Sales never spoke to customer service so they’d turn up a customer and would be surprised they’d received a marketing communication or had several open support tickets.
Now, with Salesforce being a single process and data hub, sales and marketing are becoming much more aligned. Sales is now driving marketing and marketing is driving sales. So there’s a symbiotic value developing that traditionally isn’t there in a lot of organizations.
Also, customer services are becoming part of it because they’re also feeding leads and opportunities to the top of the pipeline and informing marketing based on things they hear from the call center. Having all that information in one place gives salespeople an enormous advantage.
Imagine you’re a salesperson and you go into the first meeting with a prospect. You can either blow it or knock it out of the park. You might want to know the client went to three events or received several eBooks and seems very engaged. You may also want to know if this prospect has been in the news. Are they going bankrupt? Are they being acquired? Did they sign a big new contract?
[RELATED: How Content Accelerates Lead Generation]
If a salesperson has that information, chances are they would out-perform a competitor. Today, knowledge gives you that performance advantage.

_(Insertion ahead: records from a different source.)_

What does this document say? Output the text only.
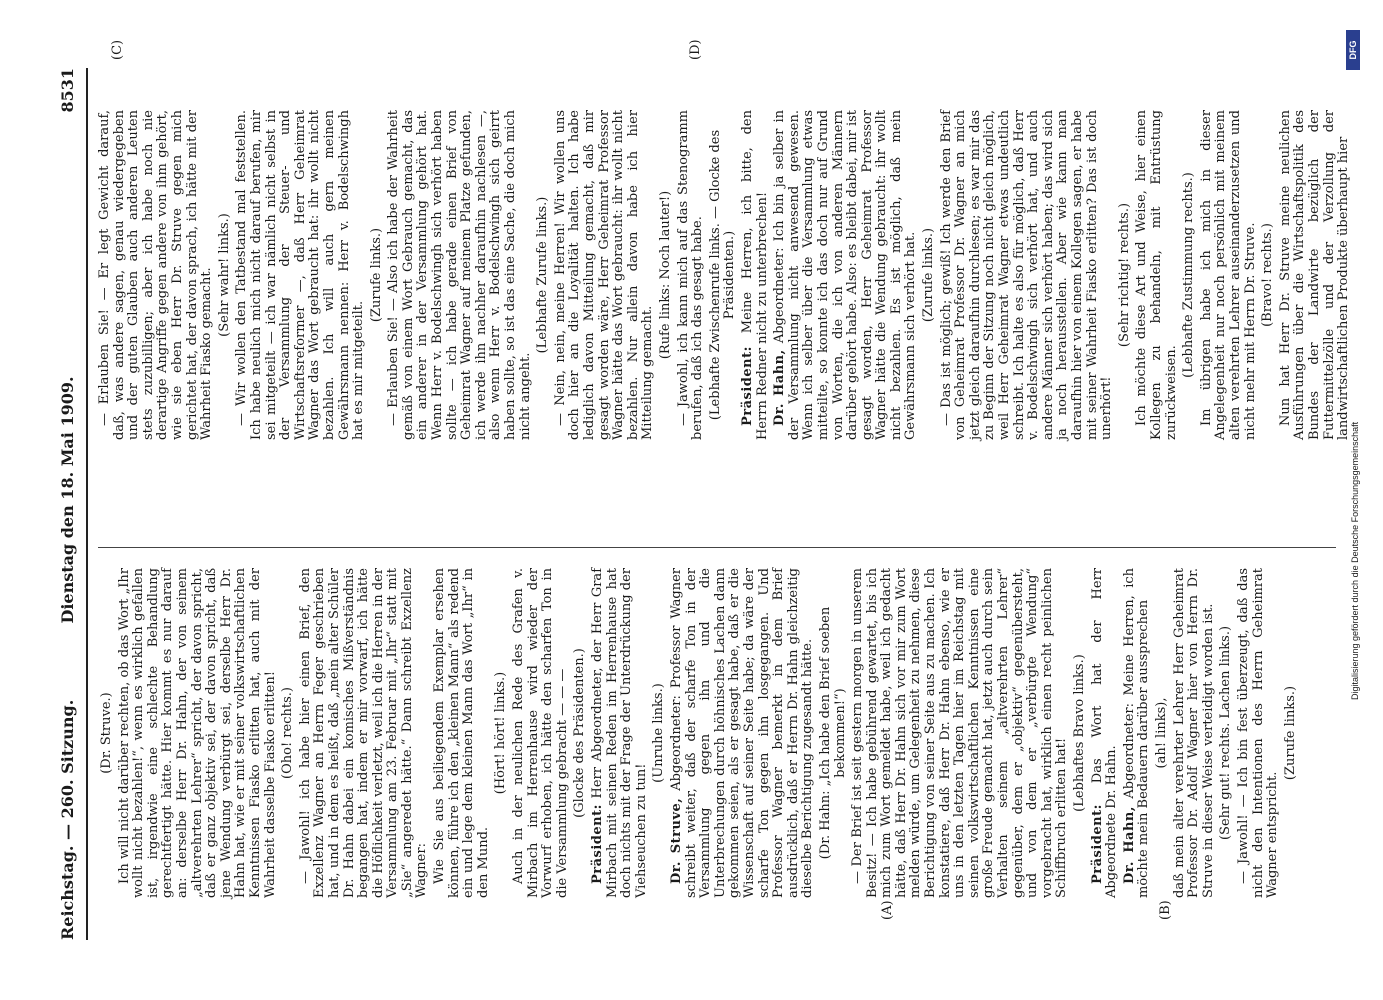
Reichstag. — 260. Sitzung.
Dienstag den 18. Mai 1909.
8531
(A)	(B)
(C)	(D)

(Dr. Struve.) Ich will nicht darüber rechten, ob das Wort „Ihr wollt nicht bezahlen!“, wenn es wirklich gefallen ist, irgendwie eine schlechte Behandlung gerechtfertigt hätte. Hier kommt es nur darauf an: derselbe Herr Dr. Hahn, der von seinem „altverehrten Lehrer“ spricht, der davon spricht, daß er ganz objektiv sei, der davon spricht, daß jene Wendung verbürgt sei, derselbe Herr Dr. Hahn hat, wie er mit seiner volkswirtschaftlichen Kenntnissen Fiasko erlitten hat, auch mit der Wahrheit dasselbe Fiasko erlitten! (Oho! rechts.) — Jawohl! ich habe hier einen Brief, den Exzellenz Wagner an Herrn Feger geschrieben hat, und in dem es heißt, daß „mein alter Schüler Dr. Hahn dabei ein komisches Mißverständnis begangen hat, indem er mir vorwarf, ich hätte die Höflichkeit verletzt, weil ich die Herren in der Versammlung am 23. Februar mit „Ihr“ statt mit „Sie“ angeredet hätte.“ Dann schreibt Exzellenz Wagner: Wie Sie aus beiliegendem Exemplar ersehen können, führe ich den „kleinen Mann“ als redend ein und lege dem kleinen Mann das Wort „Ihr“ in den Mund.

(Hört! hört! links.) Auch in der neulichen Rede des Grafen v. Mirbach im Herrenhause wird wieder der Vorwurf erhoben, ich hätte den scharfen Ton in die Versammlung gebracht — — — (Glocke des Präsidenten.)

Präsident: Herr Abgeordneter, der Herr Graf Mirbach mit seinen Reden im Herrenhause hat doch nichts mit der Frage der Unterdrückung der Viehseuchen zu tun!

(Unruhe links.)

Dr. Struve, Abgeordneter: Professor Wagner schreibt weiter, daß der scharfe Ton in der Versammlung gegen ihn und die Unterbrechungen durch höhnisches Lachen dann gekommen seien, als er gesagt habe, daß er die Wissenschaft auf seiner Seite habe; da wäre der scharfe Ton gegen ihn losgegangen. Und Professor Wagner bemerkt in dem Brief ausdrücklich, daß er Herrn Dr. Hahn gleichzeitig dieselbe Berichtigung zugesandt hätte. (Dr. Hahn: „Ich habe den Brief soeben bekommen!“) — Der Brief ist seit gestern morgen in unserem Besitz! — Ich habe gebührend gewartet, bis ich mich zum Wort gemeldet habe, weil ich gedacht hätte, daß Herr Dr. Hahn sich vor mir zum Wort melden würde, um Gelegenheit zu nehmen, diese Berichtigung von seiner Seite aus zu machen. Ich konstatiere, daß Herr Dr. Hahn ebenso, wie er uns in den letzten Tagen hier im Reichstag mit seinen volkswirtschaftlichen Kenntnissen eine große Freude gemacht hat, jetzt auch durch sein Verhalten seinem „altverehrten Lehrer“ gegenüber, dem er „objektiv“ gegenübersteht, und von dem er „verbürgte Wendung“ vorgebracht hat, wirklich einen recht peinlichen Schiffbruch erlitten hat!

(Lebhaftes Bravo links.)

Präsident: Das Wort hat der Herr Abgeordnete Dr. Hahn. Dr. Hahn, Abgeordneter: Meine Herren, ich möchte mein Bedauern darüber aussprechen (ah! links), daß mein alter verehrter Lehrer Herr Geheimrat Professor Dr. Adolf Wagner hier von Herrn Dr. Struve in dieser Weise verteidigt worden ist. (Sehr gut! rechts. Lachen links.) — Jawohl! — Ich bin fest überzeugt, daß das nicht den Intentionen des Herrn Geheimrat Wagner entspricht.

(Zurufe links.)

— Erlauben Sie! — Er legt Gewicht darauf, daß, was andere sagen, genau wiedergegeben und der guten Glauben auch anderen Leuten stets zuzubilligen; aber ich habe noch nie derartige Angriffe gegen andere von ihm gehört, wie sie eben Herr Dr. Struve gegen mich gerichtet hat, der davon sprach, ich hätte mit der Wahrheit Fiasko gemacht. (Sehr wahr! links.) — Wir wollen den Tatbestand mal feststellen. Ich habe neulich mich nicht darauf berufen, mir sei mitgeteilt — ich war nämlich nicht selbst in der Versammlung der Steuer- und Wirtschaftsreformer —, daß Herr Geheimrat Wagner das Wort gebraucht hat: ihr wollt nicht bezahlen. Ich will auch gern meinen Gewährsmann nennen: Herr v. Bodelschwingh hat es mir mitgeteilt.

(Zurufe links.) — Erlauben Sie! — Also ich habe der Wahrheit gemäß von einem Wort Gebrauch gemacht, das ein anderer in der Versammlung gehört hat. Wenn Herr v. Bodelschwingh sich verhört haben sollte — ich habe gerade einen Brief von Geheimrat Wagner auf meinem Platze gefunden, ich werde ihn nachher daraufhin nachlesen —, also wenn Herr v. Bodelschwingh sich geirrt haben sollte, so ist das eine Sache, die doch mich nicht angeht.

(Lebhafte Zurufe links.) — Nein, nein, meine Herren! Wir wollen uns doch hier an die Loyalität halten. Ich habe lediglich davon Mitteilung gemacht, daß mir gesagt worden wäre, Herr Geheimrat Professor Wagner hätte das Wort gebraucht: ihr wollt nicht bezahlen. Nur allein davon habe ich hier Mitteilung gemacht.

(Rufe links: Noch lauter!) — Jawohl, ich kann mich auf das Stenogramm berufen, daß ich das gesagt habe. (Lebhafte Zwischenrufe links. — Glocke des Präsidenten.)

Präsident: Meine Herren, ich bitte, den Herrn Redner nicht zu unterbrechen! Dr. Hahn, Abgeordneter: Ich bin ja selber in der Versammlung nicht anwesend gewesen. Wenn ich selber über die Versammlung etwas mitteilte, so konnte ich das doch nur auf Grund von Worten, die ich von anderen Männern darüber gehört habe. Also: es bleibt dabei, mir ist gesagt worden, Herr Geheimrat Professor Wagner hätte die Wendung gebraucht: ihr wollt nicht bezahlen. Es ist möglich, daß mein Gewährsmann sich verhört hat. (Zurufe links.) — Das ist möglich; gewiß! Ich werde den Brief von Geheimrat Professor Dr. Wagner an mich jetzt gleich daraufhin durchlesen; es war mir das zu Beginn der Sitzung noch nicht gleich möglich, weil Herr Geheimrat Wagner etwas undeutlich schreibt. Ich halte es also für möglich, daß Herr v. Bodelschwingh sich verhört hat, und auch andere Männer sich verhört haben; das wird sich ja noch herausstellen. Aber wie kann man daraufhin hier von einem Kollegen sagen, er habe mit seiner Wahrheit Fiasko erlitten? Das ist doch unerhört!

(Sehr richtig! rechts.) Ich möchte diese Art und Weise, hier einen Kollegen zu behandeln, mit Entrüstung zurückweisen.

(Lebhafte Zustimmung rechts.) Im übrigen habe ich mich in dieser Angelegenheit nur noch persönlich mit meinem alten verehrten Lehrer auseinanderzusetzen und nicht mehr mit Herrn Dr. Struve. (Bravo! rechts.) Nun hat Herr Dr. Struve meine neulichen Ausführungen über die Wirtschaftspolitik des Bundes der Landwirte bezüglich der Futtermittelzölle und der Verzollung der landwirtschaftlichen Produkte überhaupt hier

Digitalisierung gefördert durch die Deutsche Forschungsgemeinschaft
DFG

With all of that knowledge going into an artificial intelligence, predictive model, it will tell salespeople which leads to call and which opportunities to focus on based on prior behavior over multiple years.
So then, the salesperson can look at a thousand leads from marketing and call each one. OR they can see the top ten. Or the top 20.
N: What’s the best advice you have ever received?
P: Less is more and quality is king.
These days, people have information overload. It takes a lot to get them to call you so you have to wow them with content.
You typically only get one chance and it doesn’t take much to hit the “unsubscribe” button.
This blog is part of the ongoing Brandpoint Interview Series where we talk with marketing professionals about their career, unique perspectives on the industry and some key advice they’ve learned along the way.